Сказать по правде, Соболев был дико рад. Даже больше, наверное, чем когда, вообще, узнал о двойне. Он не был уверен, что найдет в себе силы уговорить жену на еще одну беременность, если у них родятся две девочки. А тут — такая удача, можно сказать.

Карина тоже обрадовалась новости. Точнее тому, что не оба ребенка — женского пола.

Даже смерть Картова не смогла до конца исцелить ее от всех страхов. И как не старался Валентин, побороть это к родам им не удалось.

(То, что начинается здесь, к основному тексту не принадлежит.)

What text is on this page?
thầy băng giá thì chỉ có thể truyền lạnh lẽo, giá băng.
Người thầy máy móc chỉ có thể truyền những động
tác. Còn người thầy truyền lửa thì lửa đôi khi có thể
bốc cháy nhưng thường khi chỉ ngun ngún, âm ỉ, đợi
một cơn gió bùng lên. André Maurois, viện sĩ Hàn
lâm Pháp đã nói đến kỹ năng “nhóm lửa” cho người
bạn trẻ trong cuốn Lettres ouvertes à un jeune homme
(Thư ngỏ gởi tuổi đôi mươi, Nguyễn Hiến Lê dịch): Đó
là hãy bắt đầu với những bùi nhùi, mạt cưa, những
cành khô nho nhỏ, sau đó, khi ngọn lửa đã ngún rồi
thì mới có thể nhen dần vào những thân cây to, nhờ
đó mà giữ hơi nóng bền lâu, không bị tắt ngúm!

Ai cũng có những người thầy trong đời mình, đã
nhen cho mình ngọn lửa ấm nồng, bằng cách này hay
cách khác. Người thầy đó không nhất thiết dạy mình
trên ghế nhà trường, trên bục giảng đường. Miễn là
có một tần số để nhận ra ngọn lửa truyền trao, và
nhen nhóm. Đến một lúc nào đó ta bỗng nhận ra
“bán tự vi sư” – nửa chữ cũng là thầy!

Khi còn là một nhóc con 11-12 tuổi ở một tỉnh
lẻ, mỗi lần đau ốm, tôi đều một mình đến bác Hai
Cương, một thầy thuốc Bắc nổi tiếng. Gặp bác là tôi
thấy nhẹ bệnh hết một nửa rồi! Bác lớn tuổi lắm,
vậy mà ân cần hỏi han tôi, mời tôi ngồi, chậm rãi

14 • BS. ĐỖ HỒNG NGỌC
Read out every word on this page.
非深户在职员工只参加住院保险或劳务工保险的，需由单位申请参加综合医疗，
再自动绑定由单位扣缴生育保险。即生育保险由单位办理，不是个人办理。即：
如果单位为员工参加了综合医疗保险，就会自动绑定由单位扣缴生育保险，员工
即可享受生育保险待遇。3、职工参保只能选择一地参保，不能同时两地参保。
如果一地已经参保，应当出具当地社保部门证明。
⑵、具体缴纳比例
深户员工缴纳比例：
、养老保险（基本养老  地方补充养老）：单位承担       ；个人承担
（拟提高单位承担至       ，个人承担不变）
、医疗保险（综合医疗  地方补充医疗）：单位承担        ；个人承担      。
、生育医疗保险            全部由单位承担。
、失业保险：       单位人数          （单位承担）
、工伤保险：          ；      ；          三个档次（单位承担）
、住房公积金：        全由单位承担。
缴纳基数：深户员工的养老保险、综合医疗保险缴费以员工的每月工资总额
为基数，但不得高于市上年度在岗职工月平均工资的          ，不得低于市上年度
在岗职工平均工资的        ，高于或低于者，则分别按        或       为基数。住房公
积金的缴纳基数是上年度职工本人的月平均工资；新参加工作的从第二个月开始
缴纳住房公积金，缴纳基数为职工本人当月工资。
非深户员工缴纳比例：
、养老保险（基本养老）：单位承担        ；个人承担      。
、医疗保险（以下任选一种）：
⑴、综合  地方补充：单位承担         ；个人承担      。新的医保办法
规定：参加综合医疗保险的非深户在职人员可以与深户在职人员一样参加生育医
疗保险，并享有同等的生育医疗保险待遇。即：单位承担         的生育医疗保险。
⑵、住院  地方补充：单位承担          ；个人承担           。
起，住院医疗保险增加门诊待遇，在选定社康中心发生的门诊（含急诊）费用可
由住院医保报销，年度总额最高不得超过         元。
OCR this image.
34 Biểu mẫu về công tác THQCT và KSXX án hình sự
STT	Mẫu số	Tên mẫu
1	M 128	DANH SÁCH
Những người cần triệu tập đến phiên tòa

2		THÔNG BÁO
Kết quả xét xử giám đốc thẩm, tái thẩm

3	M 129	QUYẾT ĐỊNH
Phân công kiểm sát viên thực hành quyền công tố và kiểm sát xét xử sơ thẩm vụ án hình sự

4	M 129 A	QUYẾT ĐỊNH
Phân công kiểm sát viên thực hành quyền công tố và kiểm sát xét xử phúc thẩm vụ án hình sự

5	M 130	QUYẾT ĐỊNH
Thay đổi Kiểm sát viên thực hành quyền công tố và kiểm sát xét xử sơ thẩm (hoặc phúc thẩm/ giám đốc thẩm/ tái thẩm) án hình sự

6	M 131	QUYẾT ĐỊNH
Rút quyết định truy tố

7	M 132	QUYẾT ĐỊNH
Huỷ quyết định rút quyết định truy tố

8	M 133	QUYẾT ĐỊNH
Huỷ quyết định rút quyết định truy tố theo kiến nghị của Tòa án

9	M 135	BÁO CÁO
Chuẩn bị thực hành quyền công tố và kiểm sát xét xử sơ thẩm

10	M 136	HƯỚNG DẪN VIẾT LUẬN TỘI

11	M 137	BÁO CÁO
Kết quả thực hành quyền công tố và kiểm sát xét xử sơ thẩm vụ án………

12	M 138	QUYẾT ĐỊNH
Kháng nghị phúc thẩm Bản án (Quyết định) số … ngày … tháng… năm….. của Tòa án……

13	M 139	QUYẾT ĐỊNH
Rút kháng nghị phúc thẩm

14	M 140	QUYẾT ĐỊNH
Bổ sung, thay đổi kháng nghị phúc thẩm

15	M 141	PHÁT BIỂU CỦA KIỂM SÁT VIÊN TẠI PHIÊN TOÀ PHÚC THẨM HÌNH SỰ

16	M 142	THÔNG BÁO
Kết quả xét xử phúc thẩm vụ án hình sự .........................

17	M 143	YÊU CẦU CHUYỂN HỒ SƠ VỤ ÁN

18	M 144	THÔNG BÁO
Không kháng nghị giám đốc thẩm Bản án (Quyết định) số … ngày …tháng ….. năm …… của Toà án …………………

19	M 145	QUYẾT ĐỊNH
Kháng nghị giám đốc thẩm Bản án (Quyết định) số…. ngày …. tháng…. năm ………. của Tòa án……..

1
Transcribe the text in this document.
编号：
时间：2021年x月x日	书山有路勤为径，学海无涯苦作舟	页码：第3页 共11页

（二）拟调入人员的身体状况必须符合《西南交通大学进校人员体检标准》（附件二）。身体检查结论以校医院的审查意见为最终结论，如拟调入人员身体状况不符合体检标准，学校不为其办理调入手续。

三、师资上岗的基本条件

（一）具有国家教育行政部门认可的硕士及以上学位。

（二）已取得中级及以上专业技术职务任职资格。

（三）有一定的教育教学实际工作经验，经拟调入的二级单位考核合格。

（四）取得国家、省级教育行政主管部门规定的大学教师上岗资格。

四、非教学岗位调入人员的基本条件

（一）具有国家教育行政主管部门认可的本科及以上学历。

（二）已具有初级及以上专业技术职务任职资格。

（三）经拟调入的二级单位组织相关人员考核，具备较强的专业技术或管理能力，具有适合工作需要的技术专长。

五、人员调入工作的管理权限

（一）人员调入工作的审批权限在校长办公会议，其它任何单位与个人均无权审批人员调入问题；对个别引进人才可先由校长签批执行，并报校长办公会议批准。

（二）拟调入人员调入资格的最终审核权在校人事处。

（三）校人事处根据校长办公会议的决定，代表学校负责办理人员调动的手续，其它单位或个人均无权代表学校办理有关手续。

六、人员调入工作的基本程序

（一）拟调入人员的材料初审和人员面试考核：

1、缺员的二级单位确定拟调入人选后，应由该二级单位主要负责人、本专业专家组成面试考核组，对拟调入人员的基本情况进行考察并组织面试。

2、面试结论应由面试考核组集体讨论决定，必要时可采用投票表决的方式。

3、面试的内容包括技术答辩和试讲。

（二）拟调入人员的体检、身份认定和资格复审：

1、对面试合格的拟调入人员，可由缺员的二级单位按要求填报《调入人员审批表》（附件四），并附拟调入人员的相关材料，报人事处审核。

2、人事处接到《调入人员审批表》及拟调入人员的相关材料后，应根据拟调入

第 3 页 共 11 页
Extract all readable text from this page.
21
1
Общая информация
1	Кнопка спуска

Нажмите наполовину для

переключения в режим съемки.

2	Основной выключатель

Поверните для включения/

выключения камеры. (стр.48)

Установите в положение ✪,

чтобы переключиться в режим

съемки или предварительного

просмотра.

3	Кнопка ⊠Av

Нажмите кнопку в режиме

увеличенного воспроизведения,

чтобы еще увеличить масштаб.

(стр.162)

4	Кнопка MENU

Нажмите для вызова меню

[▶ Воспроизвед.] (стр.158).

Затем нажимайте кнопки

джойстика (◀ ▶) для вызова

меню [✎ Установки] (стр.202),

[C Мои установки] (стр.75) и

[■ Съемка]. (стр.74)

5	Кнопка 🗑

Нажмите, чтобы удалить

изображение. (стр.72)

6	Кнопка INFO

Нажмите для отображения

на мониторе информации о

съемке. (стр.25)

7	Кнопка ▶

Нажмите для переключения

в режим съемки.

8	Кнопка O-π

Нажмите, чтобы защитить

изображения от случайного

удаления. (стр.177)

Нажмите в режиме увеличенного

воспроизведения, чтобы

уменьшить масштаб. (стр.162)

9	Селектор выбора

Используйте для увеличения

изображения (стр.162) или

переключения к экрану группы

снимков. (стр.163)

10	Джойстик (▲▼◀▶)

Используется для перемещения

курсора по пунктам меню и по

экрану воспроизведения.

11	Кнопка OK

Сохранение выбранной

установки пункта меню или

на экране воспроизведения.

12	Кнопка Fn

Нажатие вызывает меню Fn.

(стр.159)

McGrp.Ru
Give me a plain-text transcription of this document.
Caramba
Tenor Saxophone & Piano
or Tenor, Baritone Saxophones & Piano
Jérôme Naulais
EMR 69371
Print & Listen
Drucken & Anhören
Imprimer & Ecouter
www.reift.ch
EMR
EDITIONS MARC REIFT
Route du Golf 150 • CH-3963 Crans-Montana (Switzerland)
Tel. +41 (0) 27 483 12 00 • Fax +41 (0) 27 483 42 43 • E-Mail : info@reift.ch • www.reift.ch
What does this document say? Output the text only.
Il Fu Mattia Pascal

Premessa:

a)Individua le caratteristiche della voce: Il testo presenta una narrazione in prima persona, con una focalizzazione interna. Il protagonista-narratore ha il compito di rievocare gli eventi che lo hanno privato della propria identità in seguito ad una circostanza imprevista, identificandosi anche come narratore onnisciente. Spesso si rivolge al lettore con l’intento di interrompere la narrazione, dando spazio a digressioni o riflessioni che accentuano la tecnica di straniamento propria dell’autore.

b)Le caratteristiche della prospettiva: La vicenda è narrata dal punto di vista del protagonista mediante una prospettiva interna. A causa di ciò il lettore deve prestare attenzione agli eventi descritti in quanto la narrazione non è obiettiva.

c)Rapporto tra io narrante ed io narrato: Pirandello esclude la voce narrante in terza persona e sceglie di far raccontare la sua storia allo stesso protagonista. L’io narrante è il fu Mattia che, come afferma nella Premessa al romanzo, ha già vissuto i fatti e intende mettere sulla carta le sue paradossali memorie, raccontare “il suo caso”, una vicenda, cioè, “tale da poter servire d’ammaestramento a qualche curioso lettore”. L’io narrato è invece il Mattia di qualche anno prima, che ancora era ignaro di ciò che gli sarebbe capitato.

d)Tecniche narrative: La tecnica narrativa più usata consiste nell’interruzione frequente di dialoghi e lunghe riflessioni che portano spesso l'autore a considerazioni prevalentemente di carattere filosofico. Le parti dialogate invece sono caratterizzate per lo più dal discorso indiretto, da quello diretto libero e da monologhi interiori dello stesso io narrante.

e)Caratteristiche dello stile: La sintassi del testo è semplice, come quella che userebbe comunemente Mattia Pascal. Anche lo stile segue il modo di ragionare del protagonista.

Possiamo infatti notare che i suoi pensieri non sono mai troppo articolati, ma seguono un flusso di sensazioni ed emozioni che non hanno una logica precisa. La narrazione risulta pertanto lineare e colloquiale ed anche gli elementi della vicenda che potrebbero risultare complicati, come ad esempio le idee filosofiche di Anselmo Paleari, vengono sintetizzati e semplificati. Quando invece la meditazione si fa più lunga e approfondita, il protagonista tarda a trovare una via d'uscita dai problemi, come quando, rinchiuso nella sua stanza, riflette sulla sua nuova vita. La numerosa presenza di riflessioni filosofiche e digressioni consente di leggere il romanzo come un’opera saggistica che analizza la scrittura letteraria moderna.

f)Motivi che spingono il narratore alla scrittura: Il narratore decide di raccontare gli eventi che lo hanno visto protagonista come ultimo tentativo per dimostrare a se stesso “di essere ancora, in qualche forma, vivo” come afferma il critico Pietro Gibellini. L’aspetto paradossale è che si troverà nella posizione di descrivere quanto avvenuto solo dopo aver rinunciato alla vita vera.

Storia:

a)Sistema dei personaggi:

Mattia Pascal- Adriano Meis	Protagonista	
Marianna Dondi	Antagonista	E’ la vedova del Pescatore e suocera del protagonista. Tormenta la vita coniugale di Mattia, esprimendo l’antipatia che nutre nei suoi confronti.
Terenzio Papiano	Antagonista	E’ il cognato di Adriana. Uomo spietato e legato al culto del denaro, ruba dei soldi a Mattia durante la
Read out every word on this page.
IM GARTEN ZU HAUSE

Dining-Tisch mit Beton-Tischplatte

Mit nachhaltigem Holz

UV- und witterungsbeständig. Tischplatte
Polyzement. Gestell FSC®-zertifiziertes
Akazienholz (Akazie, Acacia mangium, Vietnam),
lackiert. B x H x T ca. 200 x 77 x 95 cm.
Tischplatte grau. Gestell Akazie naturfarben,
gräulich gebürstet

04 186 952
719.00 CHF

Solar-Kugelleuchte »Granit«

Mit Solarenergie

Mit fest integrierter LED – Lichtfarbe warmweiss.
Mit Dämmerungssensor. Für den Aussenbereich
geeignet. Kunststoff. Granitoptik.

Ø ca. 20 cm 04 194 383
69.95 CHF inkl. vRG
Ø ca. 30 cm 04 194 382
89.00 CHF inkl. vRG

Нет, Карина не отвергала дочку. Она не отрицала факта ее существования, кормила ее, лично настояв, что будет выкармливать грудью обоих детей столько, насколько хватит сил ее организма. И делала это, хоть тех, учитывая аппетиты ребятни, и приходилось докармливать смесями. Карина даже участвовала в выборе имени для дочери, и это она настояла на окончательном варианте. И все-таки, она словно отстранялась от нее.

Карина никогда самостоятельно не брала ее на руки, не спешила к ней, если дочка начинала плакать, и не стояла у кроватки, улыбаясь или корча смешные рожицы, когда думала, что ее никто не видит. Все это доставалось Артему, их старшему ребенку, сыну.

Валентин утверждал, что дело даже не в тех сволочах, которые были в ее жизни когда-то. Что с детства не имея в сознании иного женского образа, кроме своего собственного и, как бы сама не отрицала этого, стыдясь себя и своего прошлого, Карина дистанцируется от дочери. Опасается перенести на нее «свое проклятие», то, нечто неуловимое, что якобы заставляло мужчин творить подобное с ней самой.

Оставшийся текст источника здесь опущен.